The city-headquartered company of the Hinduja Group is planning to raise around $200-250 million to support its electric vehicles (EV) arm — Switch Mobility

The city-headquartered company of the Hinduja Group is planning to raise around $200-250 million to support its electric vehicles (EV) arm — Switch Mobility

Hinduja Group flagship Ashok Leyland is in advanced stage of discussions with investors for its electric vehicle business and the delay was largely to ensure that the company has the ‘right partner’ to support its growth plans.

The city-headquartered company of the Hinduja Group is planning to raise around $200-250 million to support its electric vehicles (EV) arm — Switch Mobility.

Explaining the reasons for the delay in finding the right partner, Ashok Leyland executive chairman Dheeraj Hinduja said there has been a slowdown globally on EVs as a lot of people raised money and were not able to deliver.

“We (Switch Mobility) are in a very different position because we have a number of products operating in India, the United Kingdom. The main reason why we have been delayed in fundraise is because we really want to make sure that we get the right partner who supports the business plan and we get the correct valuation as well,” he told PTI in an brief interaction.

To a query about a possible time frame to rope in the ‘investor’, he said the company has been in discussion with ‘many potential’ investors and some of the discussions were in ‘advanced stage’.

“At the same time, the discussions can tend to take longer or it might conclude sooner.
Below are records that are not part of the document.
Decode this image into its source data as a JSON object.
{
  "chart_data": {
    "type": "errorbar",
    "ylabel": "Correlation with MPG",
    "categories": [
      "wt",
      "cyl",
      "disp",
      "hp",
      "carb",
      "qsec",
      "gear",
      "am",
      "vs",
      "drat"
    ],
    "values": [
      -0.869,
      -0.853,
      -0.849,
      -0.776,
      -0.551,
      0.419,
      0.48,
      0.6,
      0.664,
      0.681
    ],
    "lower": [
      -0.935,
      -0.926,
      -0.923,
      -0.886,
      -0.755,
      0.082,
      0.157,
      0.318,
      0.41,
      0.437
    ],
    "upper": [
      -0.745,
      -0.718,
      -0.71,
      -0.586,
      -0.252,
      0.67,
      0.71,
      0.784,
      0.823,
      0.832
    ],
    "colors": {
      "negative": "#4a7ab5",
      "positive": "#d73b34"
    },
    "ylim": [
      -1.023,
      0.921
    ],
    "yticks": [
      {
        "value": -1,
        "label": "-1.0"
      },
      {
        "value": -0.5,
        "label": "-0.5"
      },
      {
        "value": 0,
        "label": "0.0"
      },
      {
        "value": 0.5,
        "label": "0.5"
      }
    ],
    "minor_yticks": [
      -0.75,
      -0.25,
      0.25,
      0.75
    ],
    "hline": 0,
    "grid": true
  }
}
I would not like to put a timeline against this,” he said.

Asked whether it was affecting the growth plan for Switch Mobility, Mr. Hinduja replied in the negative saying, “From Switch (Mobility) perspective, it is not affecting the company because the developments of the products are carrying on. It has good support from Ashok Leyland and so we do not have to rush into it (to identify the right investor).”

To another query, Mr. Hinduja said the company was planning to launch electric vehicles under Switch Mobility business in the Middle East after operating in the European region.

“We are launching in the Middle East, that is from the Switch (Mobility) perspective. They will be looking at certain opportunities for electric buses in the Middle East,” he said.

On whether the launch of electric buses in the Middle East would happen this year, he said it may happen in 2023. “In the electric vehicle (business), it is always a gradual start and it (launch) is not in huge volumes. Introduction and testing of the products become very important and critical,” he said.

Expanding the product portfolio, Mr. Hinduja said the company would also unveil the electric version of its highly popular ‘Dost’ and ‘Bada Dost’ range of light commercial vehicles (LCVs) in 2023.

“We are looking at the launch of electric Dost and Bada Dost in the middle of 2023 for the domestic market,” he said.

Switch Mobility has been successful as an electric vehicle manufacturer in India and the United Kingdom. Its product range includes the double-decker-bus. For the European market, the company has planned to launch a new 12-metre bus, E1, to be introduced in 2023.